To answer your question about benefits of PC’s to nordic skate skiing. Yes, I have noticed an improvement in balance and climbing hills. The benefits are hard to quantify though since If you take the last 3 years of winter weather, I have only been on skis for about 5-6 months.

Climbing hills used to be a big problem for me since technique plays a huge role in nordic skiing. Although in late December because of a lack of snow in Wisconsin I bought roller-skis and put a month and a half of training in. Started PC’s beginning of January and started snow-skiing February 4th. The one thing I noticed since first using the PC’s is that on the hills my legs have a faster turnover and my balance improved (again it is hard to quantify since I have no way of collecting data). Skiing on flat terrain is hard to compare since technique and glide play a more important role (still in developing stages).

Maybe someone such as TTN can respond since he has years of experience skate skiing.

Chris

Of course lurkers are allowed. In fact, i said I expected them. My concern is this topic has been discused ad nauseum in the view of many or most on this list and seemed somewhat innappropriate to be brought up as part of that particular topic.

It seems to me that if you want to debate PowerCranks a thread devoted to that perhaps entitled “An article (or argument): PC’s not necessary to improve”. Then put forth your arguments. Fortunately for me, it is no longer necessary for me to rebut every argument against the cranks or make every argument for them. Look carefully, you don’t find many people who have used the cranks for any length of time joining in on the anti PC side of these arguments.

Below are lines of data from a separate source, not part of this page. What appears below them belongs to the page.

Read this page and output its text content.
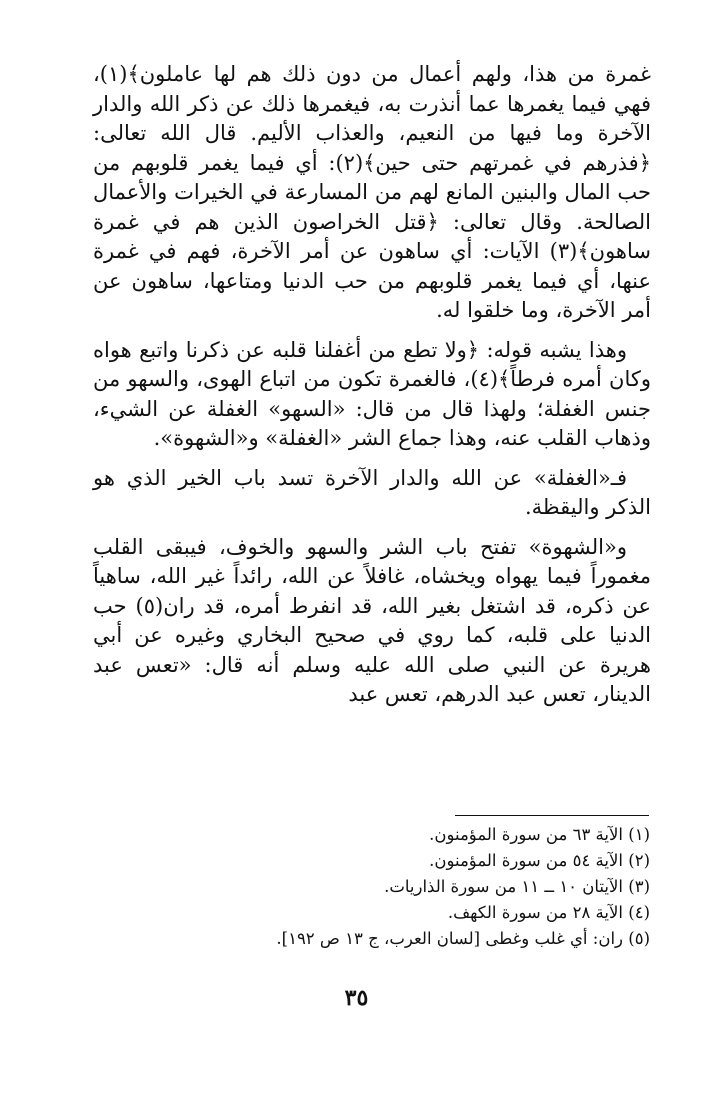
غمرة من هذا، ولهم أعمال من دون ذلك هم لها عاملون﴾(١)، فهي فيما يغمرها عما أنذرت به، فيغمرها ذلك عن ذكر الله والدار الآخرة وما فيها من النعيم، والعذاب الأليم. قال الله تعالى: ﴿فذرهم في غمرتهم حتى حين﴾(٢): أي فيما يغمر قلوبهم من حب المال والبنين المانع لهم من المسارعة في الخيرات والأعمال الصالحة. وقال تعالى: ﴿قتل الخراصون الذين هم في غمرة ساهون﴾(٣) الآيات: أي ساهون عن أمر الآخرة، فهم في غمرة عنها، أي فيما يغمر قلوبهم من حب الدنيا ومتاعها، ساهون عن أمر الآخرة، وما خلقوا له.

وهذا يشبه قوله: ﴿ولا تطع من أغفلنا قلبه عن ذكرنا واتبع هواه وكان أمره فرطاً﴾(٤)، فالغمرة تكون من اتباع الهوى، والسهو من جنس الغفلة؛ ولهذا قال من قال: «السهو» الغفلة عن الشيء، وذهاب القلب عنه، وهذا جماع الشر «الغفلة» و«الشهوة».

فـ«الغفلة» عن الله والدار الآخرة تسد باب الخير الذي هو الذكر واليقظة.

و«الشهوة» تفتح باب الشر والسهو والخوف، فيبقى القلب مغموراً فيما يهواه ويخشاه، غافلاً عن الله، رائداً غير الله، ساهياً عن ذكره، قد اشتغل بغير الله، قد انفرط أمره، قد ران(٥) حب الدنيا على قلبه، كما روي في صحيح البخاري وغيره عن أبي هريرة عن النبي صلى الله عليه وسلم أنه قال: «تعس عبد الدينار، تعس عبد الدرهم، تعس عبد

(١) الآية ٦٣ من سورة المؤمنون.
(٢) الآية ٥٤ من سورة المؤمنون.
(٣) الآيتان ١٠ ــ ١١ من سورة الذاريات.
(٤) الآية ٢٨ من سورة الكهف.
(٥) ران: أي غلب وغطى [لسان العرب، ج ١٣ ص ١٩٢].
٣٥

Regarding some of your other points. I have not seen any of the CTS 'studies" so I do not know if they are junk science. And, please go back and look at the post that started this, I said nothing about racing at an RPM of 60. I have always said I thought most peoples most efficient cadence was between 80 and 90.

Regarding knee problems, almost every person starts out using these things at very low cadences of 60-70 for awhile and almost everyone comments on how surprised they are they see no knee problems or that knee problems they did have go away. A few users have transient pain behind the knee (probably at the insertion of the hamstrings) and I know of one customer who had “muscle pulls” related to the cranks - but that is not a knee problem. Predict away but the evidence suggests that PC’s reduce knee problems regardless of cadence.